Anxiety goes away, it's not necessarily permanent. However, it's likely to come back when you need to make an important decision, have a health problem, or when someone you love is in danger, for example. In fact, there are situations where an anxiety attack is crucial for survival. The referral service is free of charge.
If you are uninsured or underinsured, we will refer you to your state office, which is responsible for state-funded treatment programs. In addition, we can often refer you to facilities that charge on a variable scale of fees or that accept Medicare or Medicaid. If you have health insurance, we recommend that you contact your insurer for a list of participating providers and health care facilities.
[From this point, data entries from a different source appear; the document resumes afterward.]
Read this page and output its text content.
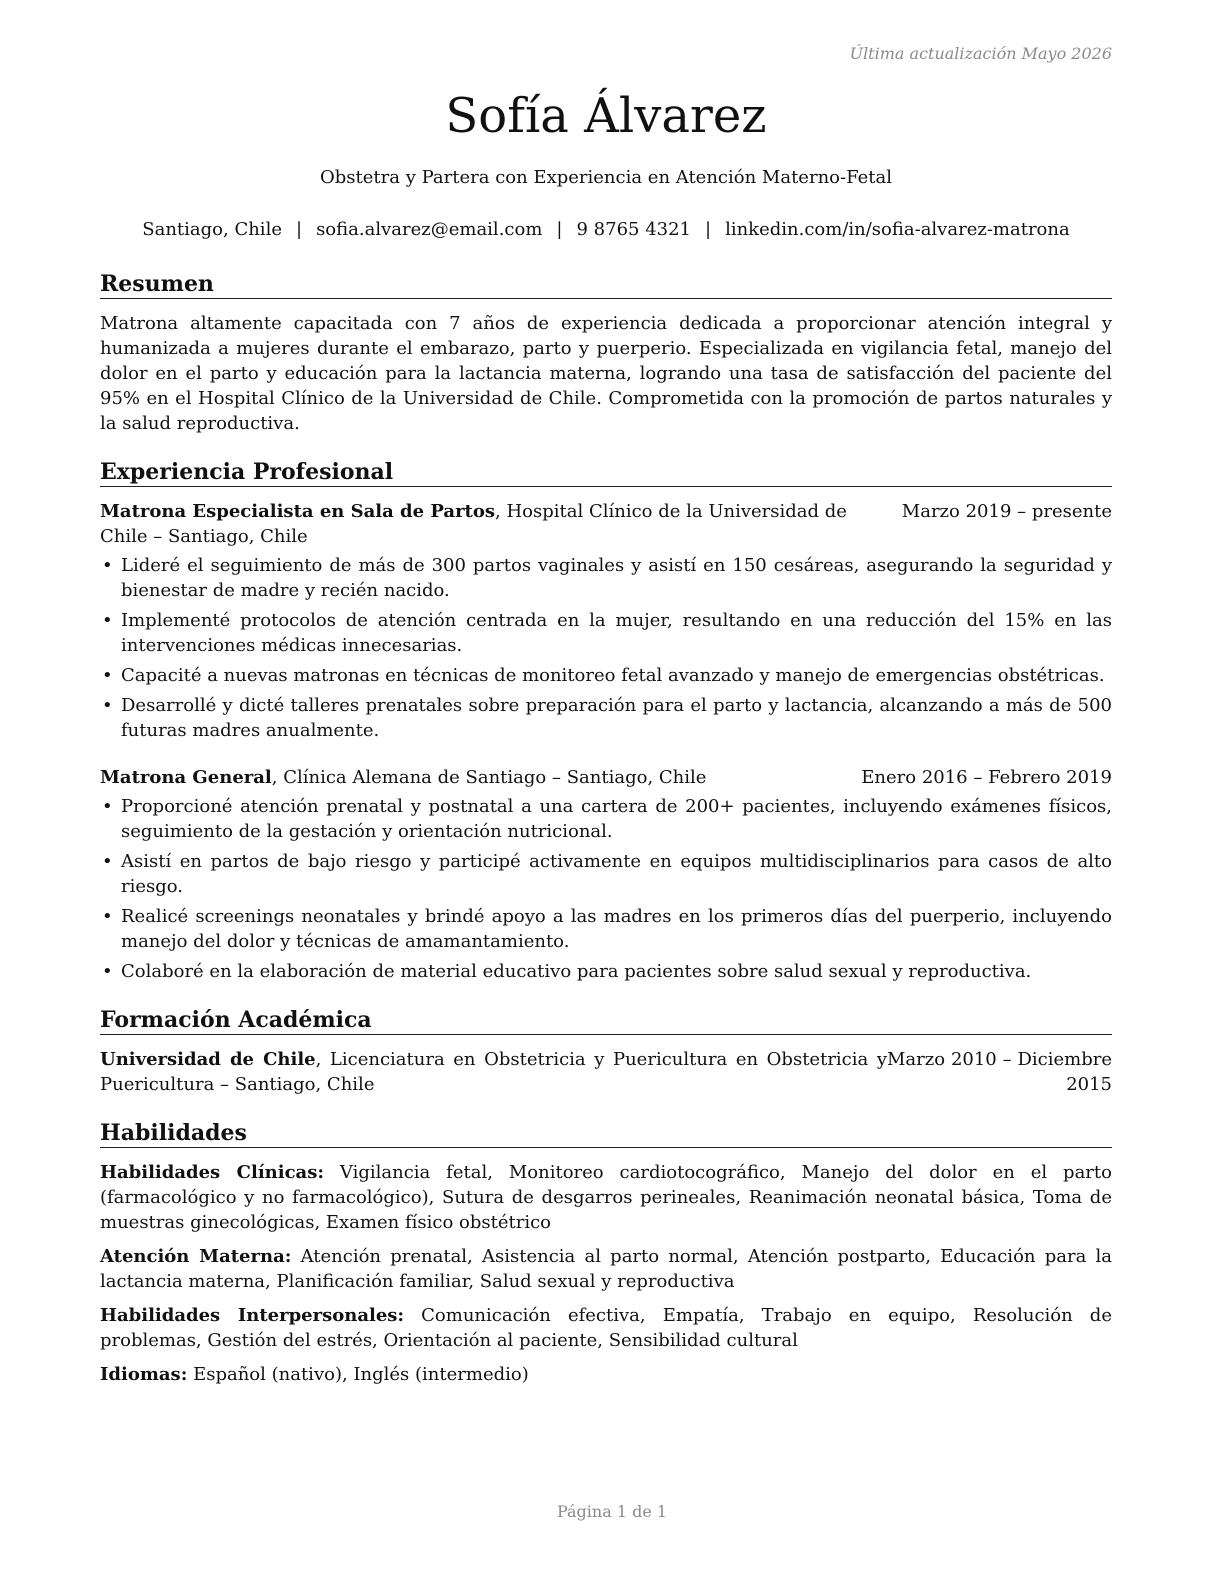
Última actualización Mayo 2026
Sofía Álvarez
Obstetra y Partera con Experiencia en Atención Materno-Fetal
Santiago, Chile | sofia.alvarez@email.com | 9 8765 4321 | linkedin.com/in/sofia-alvarez-matrona
Resumen

Matrona altamente capacitada con 7 años de experiencia dedicada a proporcionar atención integral y humanizada a mujeres durante el embarazo, parto y puerperio. Especializada en vigilancia fetal, manejo del dolor en el parto y educación para la lactancia materna, logrando una tasa de satisfacción del paciente del 95% en el Hospital Clínico de la Universidad de Chile. Comprometida con la promoción de partos naturales y la salud reproductiva.

Experiencia Profesional
Matrona Especialista en Sala de Partos, Hospital Clínico de la Universidad de Chile – Santiago, Chile
Marzo 2019 – presente
• Lideré el seguimiento de más de 300 partos vaginales y asistí en 150 cesáreas, asegurando la seguridad y bienestar de madre y recién nacido.
• Implementé protocolos de atención centrada en la mujer, resultando en una reducción del 15% en las intervenciones médicas innecesarias.
• Capacité a nuevas matronas en técnicas de monitoreo fetal avanzado y manejo de emergencias obstétricas.
• Desarrollé y dicté talleres prenatales sobre preparación para el parto y lactancia, alcanzando a más de 500 futuras madres anualmente.
Matrona General, Clínica Alemana de Santiago – Santiago, Chile	Enero 2016 – Febrero 2019
• Proporcioné atención prenatal y postnatal a una cartera de 200+ pacientes, incluyendo exámenes físicos, seguimiento de la gestación y orientación nutricional.
• Asistí en partos de bajo riesgo y participé activamente en equipos multidisciplinarios para casos de alto riesgo.
• Realicé screenings neonatales y brindé apoyo a las madres en los primeros días del puerperio, incluyendo manejo del dolor y técnicas de amamantamiento.
• Colaboré en la elaboración de material educativo para pacientes sobre salud sexual y reproductiva.
Formación Académica
Universidad de Chile, Licenciatura en Obstetricia y Puericultura en Obstetricia y Puericultura – Santiago, Chile
Marzo 2010 – Diciembre
2015
Habilidades

Habilidades Clínicas: Vigilancia fetal, Monitoreo cardiotocográfico, Manejo del dolor en el parto (farmacológico y no farmacológico), Sutura de desgarros perineales, Reanimación neonatal básica, Toma de muestras ginecológicas, Examen físico obstétrico

Atención Materna: Atención prenatal, Asistencia al parto normal, Atención postparto, Educación para la lactancia materna, Planificación familiar, Salud sexual y reproductiva

Habilidades Interpersonales: Comunicación efectiva, Empatía, Trabajo en equipo, Resolución de problemas, Gestión del estrés, Orientación al paciente, Sensibilidad cultural

Idiomas: Español (nativo), Inglés (intermedio)

Página 1 de 1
As the National Institute of Mental Health (NIMH) shares, “For a person with an anxiety disorder, anxiety doesn't go away and can get worse over time.
Psychotherapy, also called “talk therapy,” is widely used to address anxiety disorders. Cognitive-behavioral therapy (CBT) is one therapy in this category. It helps people examine the link between their thoughts and behavior and identify those negative or unhealthy thoughts. CBT also helps people neutralize negative ways of thinking.
When anxiety strikes, it can be very easy to imagine that it will never go away. Physical symptoms (heartbeat or palpitations along with a constant feeling of discomfort in the stomach) plus a mind that works at overdrive become so consuming that it can't remember a time when it just felt normal. And finally, realize that your anxiety and fear won't go away until you stop waiting and start learning. There are many resources available to help you overcome your anxiety books, courses, doctors, counselors, support groups, and more.
The first type of anxiety will go away by itself. Most people with anxiety disorders never completely eliminate their anxiety. However, they can learn to control their feelings and greatly reduce the severity of their anxiety through therapy (and medication if needed).